按層分解 (Layer Decomposition)：

// bad
func findSphericalClosest(lat float64, lng float64, locations []Location) *Location {
 var closest *Location
  closestDistance := math.MaxFloat64
  for _, location := range locations {
    latRad := radians(lat)
    lngRad := radians(lng)
    lng2Rad := radians(location.Lat)
    lng2Rad := radians(location.Lng)
    var dist = math.Acos(math.Sin(latRad) * math.Sin(lat2Rad) +  
                         math.Cos(latRad) * math.Cos(lat2Rad) *
                         math.Cos(lng2Rad - lngRad) 
                        )
    if dist < closestDistance {
   closest = &location
      closestDistance = dist
    }
  }
 return closet
}

// good
type Location struct {
}

type compare func(left Location, right Location) int

func min(objects []Location, compare compare) *Location {
 var min *Location
 for _, object := range objects {
  if min == nil {
   min = &object
   continue
  }
  if compare(object, *min) < 0 {
   min = &object
  }
 }
 return min
}

func findSphericalClosest(lat float64, lng float64, locations []Location) *Location {
 isCloser := func(left Location, right Location) int {
  leftDistance := rand.Int()
  rightDistance := rand.Int()
  if leftDistance < rightDistance {
   return -1
  } else {
   return 0
  }
 }
 closet := min(locations, isCloser)
 return closet
}

註釋

註釋不應重複代碼的工作。應該去解釋代碼的模型和心智模型的映射關係，應說明爲什麼要使用這個代碼模型，下面的例子就是反面教材:

// bad
/** the name. */
var name string
/** the version. */
var Version string
/** the info. */
var info string

// Find the Node in the given subtree, with the given name, using the given depth.
func FindNodeInSubtree(subTree *Node, name string, depth *int) *Node {
}

下面的例子是正面教材:

// Impose a reasonable limit - no human can read that much anyway
const MAX_RSS_SUBSCRIPTIONS = 1000

// Runtime is O(number_tags * average_tag_depth), 
// so watch out for badly nested inputs.
func FixBrokenHTML(HTML string) string {
 // ...
}

Shorten Process

Shorten Process 的意思是要縮短人腦 “編譯代碼” 的流程。應該避免寫出像小白鼠走迷路一樣又長又繞的代碼。所謂又長又繞的代碼表現在，跨表達式跟蹤、跨多行函數跟蹤、跨多個成員函數跟蹤、跨多個文件跟蹤、跨多個編譯單元跟蹤，甚至是跨多個代碼倉庫跟蹤。
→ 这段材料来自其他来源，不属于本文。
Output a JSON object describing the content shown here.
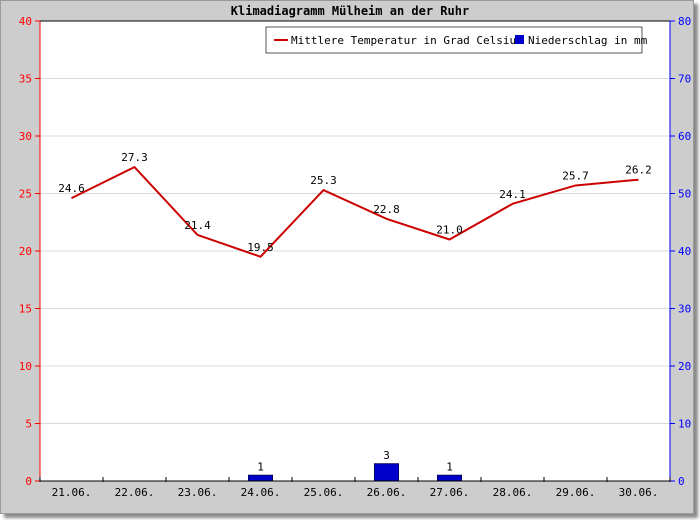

對應的手段可以有：引入變量、拆分函數、提早返回、縮小變量作用域，這些方法最終想達到的目的都是讓大腦喘口氣，不要一口氣跟蹤太久。同樣來看一些具體的例子：

例子

下面的代碼，多種複合條件組合在一起，你看了半天繞暈了可能也沒看出到底什麼情況下爲 true，什麼情況爲 false。

// bad
func (rng *Range) overlapsWith(other *Range) bool {
 return (rng.begin >= other.begin && rng.begin < other.end) ||
  (rng.end > other.begin && rng.end <= other.end) ||
  (rng.begin <= other.begin && rng.end >= other.end)
}

但是把情況進行拆解，每種條件進行單獨處理。這樣邏輯就很清晰了。

// good
func (rng *Range) overlapsWith(other *Range) bool {
 if other.end < rng.begin {
  return false // they end before we begin 
 } 
 if other.begin >= rng.end {
  return false // they begin after we end 
 }
  return true // Only possibility left: they overlap
}

再來看一個例子，一開始你寫代碼的時候，可能只有一個 if ... else...，後來 PM 讓加一下權限控制，於是你可以開心的在 if 裏繼續套一層 if，補丁打完，開心收工，於是代碼看起來像這樣：

// bad 多層縮進的問題
func handleResult(reply *Reply, userResult int, permissionResult int) {
  if userResult == SUCCESS {
    if permissionResult != SUCCESS {
      reply.WriteErrors("error reading permissions")
     reply.Done()
     return
    }
    reply.WriteErrors("")
  } else {
    reply.WriteErrors("User Result")
  }
  reply.Done()
}

這種代碼也比較好改，一般反向寫 if 條件返回判否邏輯即可：

// good
func handleResult(reply *Reply, userResult int, permissionResult int) {
  defer reply.Done()
  if userResult != SUCCESS {
    reply.WriteErrors("User Result")
    return 
  }
  if permissionResult != SUCCESS {
    reply.WriteErrors("error reading permissions")
    return
  }
  reply.WriteErrors("")
}

這個例子的代碼問題比較隱晦，它的問題是所有內容都放在了 MooDriver 這個對象中。

// bad
type MooDriver struct {
 gradient Gradient
  splines []Spline
}
func (driver *MooDriver) drive(reason string) {
  driver.saturateGradient()
  driver.reticulateSplines()
  driver.diveForMoog(reason)
}

比較好的方法是儘可能減少全局 scope，而是使用上下文變量進行傳遞。

// good 
type ExplicitDriver struct {
  
}

// 使用上下文傳遞
func (driver *MooDriver) drive(reason string) {
  gradient := driver.saturateGradient()
  splines := driver.reticulateSplines(gradient)
  driver.diveForMoog(splines, reason)
}

Isolate Process

人腦缺陷是不擅長同時跟蹤多件事情，如果”同時跟蹤 “事物的多個變化過程，這不符合人腦的構造；但是如果把邏輯放在很多地方，這對大腦也不友好，因爲大腦需要” 東拼西湊“才能把一塊邏輯看全。所以就有了一句很經典的廢話，每個學計算機的大學生都聽過。你的代碼要做到高內聚，低耦合，這樣就牛逼了！-_-|||，但是你要問說這話的人什麼叫高內聚，低耦合呢，他可能就得琢磨琢磨了，下面來通過一些例子來琢磨一下。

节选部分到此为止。